Conversion Efficiency Enhancement of GaN/In(0.11)Ga(0.89)N Solar Cells With Nano Patterned Sapphire and Biomimetic Surface Antireflection Process

Abstract

In this study, p-i-n double-heterojunction GaN/In(0.11)Ga(0.89)N solar cells grown by metal-organic chemical vapor deposition on pattern sapphire substrate are presented. The solar cell with standard process has a conversion efficiency of 3.1%, which corresponds to a fill factor of 58%, short circuit current density of 2.86 mA/cm(2), and open circuit voltage of 1.87 V under AM1.5G illumination.
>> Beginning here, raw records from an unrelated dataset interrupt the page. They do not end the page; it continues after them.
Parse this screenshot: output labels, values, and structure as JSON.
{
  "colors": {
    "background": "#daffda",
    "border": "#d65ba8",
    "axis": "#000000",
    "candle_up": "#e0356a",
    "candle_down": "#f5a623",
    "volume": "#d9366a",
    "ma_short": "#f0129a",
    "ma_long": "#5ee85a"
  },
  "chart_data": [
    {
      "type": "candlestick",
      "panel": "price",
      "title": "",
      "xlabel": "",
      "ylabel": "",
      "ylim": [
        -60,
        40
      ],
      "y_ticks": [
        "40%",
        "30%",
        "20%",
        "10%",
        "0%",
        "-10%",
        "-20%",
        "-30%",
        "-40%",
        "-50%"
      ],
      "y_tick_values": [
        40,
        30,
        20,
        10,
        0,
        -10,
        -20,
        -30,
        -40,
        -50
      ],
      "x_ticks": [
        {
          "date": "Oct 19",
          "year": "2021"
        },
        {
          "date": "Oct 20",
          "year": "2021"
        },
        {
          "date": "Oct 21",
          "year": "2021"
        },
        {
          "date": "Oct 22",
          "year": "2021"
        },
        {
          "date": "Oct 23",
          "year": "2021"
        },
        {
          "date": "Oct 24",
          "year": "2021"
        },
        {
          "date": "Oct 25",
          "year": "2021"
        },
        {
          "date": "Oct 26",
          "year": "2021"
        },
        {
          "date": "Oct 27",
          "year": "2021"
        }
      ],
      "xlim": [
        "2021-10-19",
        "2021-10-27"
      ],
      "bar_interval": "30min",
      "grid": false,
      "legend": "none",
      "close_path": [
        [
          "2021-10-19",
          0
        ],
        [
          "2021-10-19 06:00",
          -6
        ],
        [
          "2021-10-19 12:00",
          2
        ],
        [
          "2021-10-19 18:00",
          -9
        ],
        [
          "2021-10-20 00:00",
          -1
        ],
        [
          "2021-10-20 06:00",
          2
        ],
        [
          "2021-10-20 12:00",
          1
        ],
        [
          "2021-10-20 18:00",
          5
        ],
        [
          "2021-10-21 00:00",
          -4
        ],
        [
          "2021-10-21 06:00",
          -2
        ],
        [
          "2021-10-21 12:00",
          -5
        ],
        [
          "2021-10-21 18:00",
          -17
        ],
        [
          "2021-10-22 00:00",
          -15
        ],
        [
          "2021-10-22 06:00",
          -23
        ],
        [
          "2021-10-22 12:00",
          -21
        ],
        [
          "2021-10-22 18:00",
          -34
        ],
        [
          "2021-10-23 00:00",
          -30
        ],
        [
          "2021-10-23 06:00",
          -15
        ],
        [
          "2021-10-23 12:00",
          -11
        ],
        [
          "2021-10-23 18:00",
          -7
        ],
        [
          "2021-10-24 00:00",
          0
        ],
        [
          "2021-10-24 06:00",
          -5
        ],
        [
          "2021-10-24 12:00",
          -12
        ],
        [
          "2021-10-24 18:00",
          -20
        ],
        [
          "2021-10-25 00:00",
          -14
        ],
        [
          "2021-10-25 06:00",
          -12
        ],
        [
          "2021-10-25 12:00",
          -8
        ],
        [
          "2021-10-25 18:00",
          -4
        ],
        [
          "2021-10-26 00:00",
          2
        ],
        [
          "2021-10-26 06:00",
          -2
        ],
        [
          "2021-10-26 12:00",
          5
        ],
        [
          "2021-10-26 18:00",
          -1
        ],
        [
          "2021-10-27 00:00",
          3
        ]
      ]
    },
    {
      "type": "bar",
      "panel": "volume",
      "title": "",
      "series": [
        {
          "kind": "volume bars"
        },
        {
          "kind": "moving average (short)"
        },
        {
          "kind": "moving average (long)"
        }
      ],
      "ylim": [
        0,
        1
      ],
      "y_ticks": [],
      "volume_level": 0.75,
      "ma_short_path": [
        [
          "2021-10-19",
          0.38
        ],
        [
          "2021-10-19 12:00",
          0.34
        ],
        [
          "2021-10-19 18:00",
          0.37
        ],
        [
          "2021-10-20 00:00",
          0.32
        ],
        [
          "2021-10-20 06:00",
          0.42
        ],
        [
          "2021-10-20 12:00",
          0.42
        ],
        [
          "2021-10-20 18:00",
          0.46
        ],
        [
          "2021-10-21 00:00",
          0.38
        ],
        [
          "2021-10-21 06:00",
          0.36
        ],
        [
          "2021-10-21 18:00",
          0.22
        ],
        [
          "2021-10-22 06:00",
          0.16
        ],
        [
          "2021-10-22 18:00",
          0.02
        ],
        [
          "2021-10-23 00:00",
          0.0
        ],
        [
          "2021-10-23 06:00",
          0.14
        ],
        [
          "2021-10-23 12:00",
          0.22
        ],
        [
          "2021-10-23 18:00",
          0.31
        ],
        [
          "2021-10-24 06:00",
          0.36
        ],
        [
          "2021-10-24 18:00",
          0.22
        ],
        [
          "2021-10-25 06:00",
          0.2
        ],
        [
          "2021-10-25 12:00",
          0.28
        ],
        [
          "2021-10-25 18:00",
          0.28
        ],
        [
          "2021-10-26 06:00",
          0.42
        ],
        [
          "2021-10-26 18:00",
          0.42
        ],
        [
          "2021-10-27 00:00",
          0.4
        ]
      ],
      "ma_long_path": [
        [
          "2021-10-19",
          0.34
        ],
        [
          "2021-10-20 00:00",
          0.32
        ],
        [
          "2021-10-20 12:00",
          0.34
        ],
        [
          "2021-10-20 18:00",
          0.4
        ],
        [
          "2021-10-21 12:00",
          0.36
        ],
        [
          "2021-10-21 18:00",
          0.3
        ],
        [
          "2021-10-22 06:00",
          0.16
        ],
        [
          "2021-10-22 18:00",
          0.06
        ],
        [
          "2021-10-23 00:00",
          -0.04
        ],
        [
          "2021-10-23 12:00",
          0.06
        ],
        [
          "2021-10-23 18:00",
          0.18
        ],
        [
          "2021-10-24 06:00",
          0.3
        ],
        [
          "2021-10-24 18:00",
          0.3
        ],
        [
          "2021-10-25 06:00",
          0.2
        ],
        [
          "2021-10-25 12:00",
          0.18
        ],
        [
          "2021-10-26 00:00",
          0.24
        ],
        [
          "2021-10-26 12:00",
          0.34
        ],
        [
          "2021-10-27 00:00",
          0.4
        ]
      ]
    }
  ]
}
To further improve the conversion efficiency of the GaN/In(0.11)Ga(0.89)N solar cells, two-dimensional polystyrene nanospheres were deposited and self-organized as mask in the anisotropic inductively coupled plasma reactive ion etching process to form a biomimetic surface roughing texture. The surface morphology of the solar cell shows a periodically hexagonal bead pattern and the beads are formed in a diameter of 160 nm with a period of 250 nm. An increase of 15% in short circuit current density is found, thus improving the conversion efficiency to 3.87%. If we optimize the structure for 180 nm of the height and 375 nm of the period, a 10% gain can be expected when compared to the current structure.